Alice Farmer, Sue Chambers and Katherine Johnson are the newest members of the Brookings-Harbor School District, all three elected into a four-year term. Three incumbents running for reelection were defeated.

Position 2

Farmer easily defeated incumbent Allene Fewell by capturing 2,032 votes compared to Fewell's 426. Ian Maitland, who withdrew from the race and supported Farmer, earned 393 votes.

"I am honored that the citizens have elected me, it is quite an honor. I am just really looking forward to be working with the school district in this capacity," Farmer said Tuesday night.

Farmer is a self-employed business owner with three children in the school district. She is involved in the community as part of the Court-Appointed Special Advocates (CASA) Advisory Board working with children, vice president of the Parent-Teacher Organization at Azalea Middle School and Kalmiopsis Elementary and Azalea Court pageant director.

The Pilot's attempts to reach Fewell by Tuesday night were unsuccessful.

Position 4

The race was close as of press time Tuesday, but Sue Chambers appeared to be leading Brad Peters by just over 100 votes.

"I look forward to working with the new board members and very much appreciate the confidence of the community," Chambers said Tuesday night. "I will do everything I can to improve the entire school experience for all of the students; hopefully raise test scores and graduation rates, and success on the sporting field and in the classroom, to make a positive successful experience all around."

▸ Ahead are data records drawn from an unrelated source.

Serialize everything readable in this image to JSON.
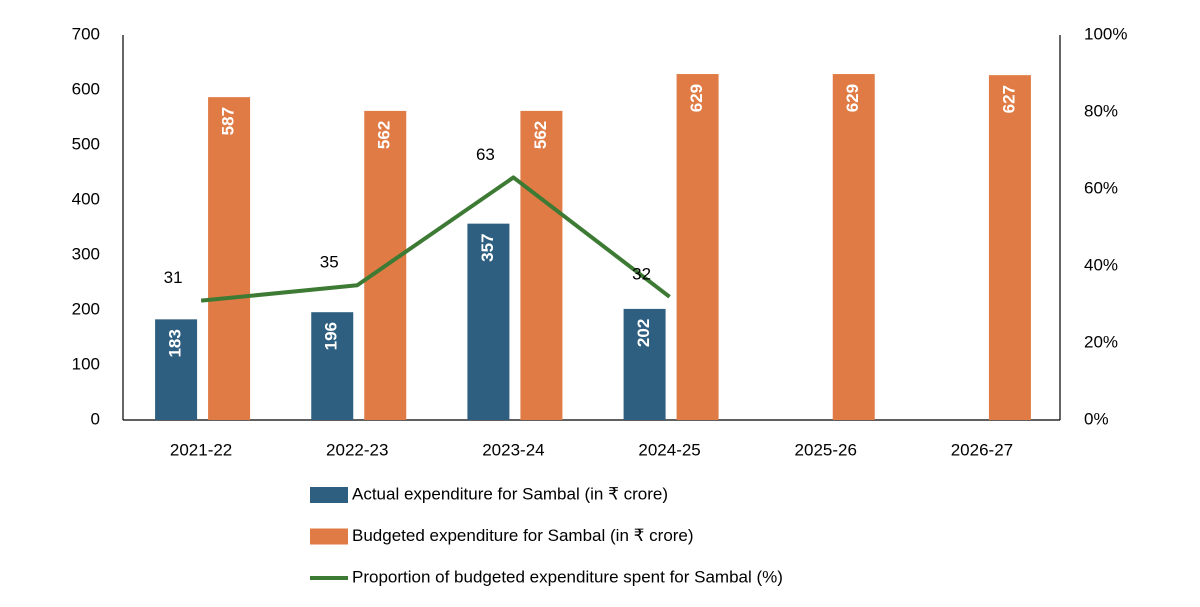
{
  "chart_data": {
    "type": "bar-line",
    "categories": [
      "2021-22",
      "2022-23",
      "2023-24",
      "2024-25",
      "2025-26",
      "2026-27"
    ],
    "series": [
      {
        "name": "Actual expenditure for Sambal (in ₹ crore)",
        "type": "bar",
        "color": "#2e5f80",
        "values": [
          183,
          196,
          357,
          202,
          null,
          null
        ]
      },
      {
        "name": "Budgeted expenditure for Sambal (in ₹ crore)",
        "type": "bar",
        "color": "#e07b45",
        "values": [
          587,
          562,
          562,
          629,
          629,
          627
        ]
      },
      {
        "name": "Proportion of budgeted expenditure spent for Sambal (%)",
        "type": "line",
        "axis": "y2",
        "color": "#3d7a34",
        "values": [
          31,
          35,
          63,
          32,
          null,
          null
        ]
      }
    ],
    "ylim": [
      0,
      700
    ],
    "yticks": [
      0,
      100,
      200,
      300,
      400,
      500,
      600,
      700
    ],
    "y2lim": [
      0,
      100
    ],
    "y2ticks": [
      {
        "value": 0,
        "label": "0%"
      },
      {
        "value": 20,
        "label": "20%"
      },
      {
        "value": 40,
        "label": "40%"
      },
      {
        "value": 60,
        "label": "60%"
      },
      {
        "value": 80,
        "label": "80%"
      },
      {
        "value": 100,
        "label": "100%"
      }
    ],
    "grid": false
  }
}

Chambers is licensed in Oregon to substitute teach for grades kindergarten through 12, in all subjects. She served on the Brookings-Harbor School Board from 2005-09, has raised money for sports teams and academics at the high school, and is a five-year member of a philanthropic organization helping to raise scholarships for young women attending college.

The Pilot's attempts to contact Peters on Tuesday night were unsuccessful.

Position 5

Katherine Johnson was the clear winner, defeatingincumbent Carol Slewing by more than 400 votes and challenger Bruce Raleigh by a slightly larger margin.

"Thank you for the vote of confidence. I care very much about both the school district in term of the students and teachers, and the community. They are all so very important to me," Johnson said.

Johnson is currently a leadership and organizational consultant for the schools and ran for office because of how well the school district treated her child, who had special needs. She is a motivational speaker and lead mentor for the Friends of Rachel (FOR) Club at Azalea Middle School.

Bruce Raleigh knew when he ran that this would be a tough position to win, with three people splitting the votes. He wished Johnson luck with her term.

"I wish the best to those who did get elected and know that they have some work ahead of them," Raleigh said.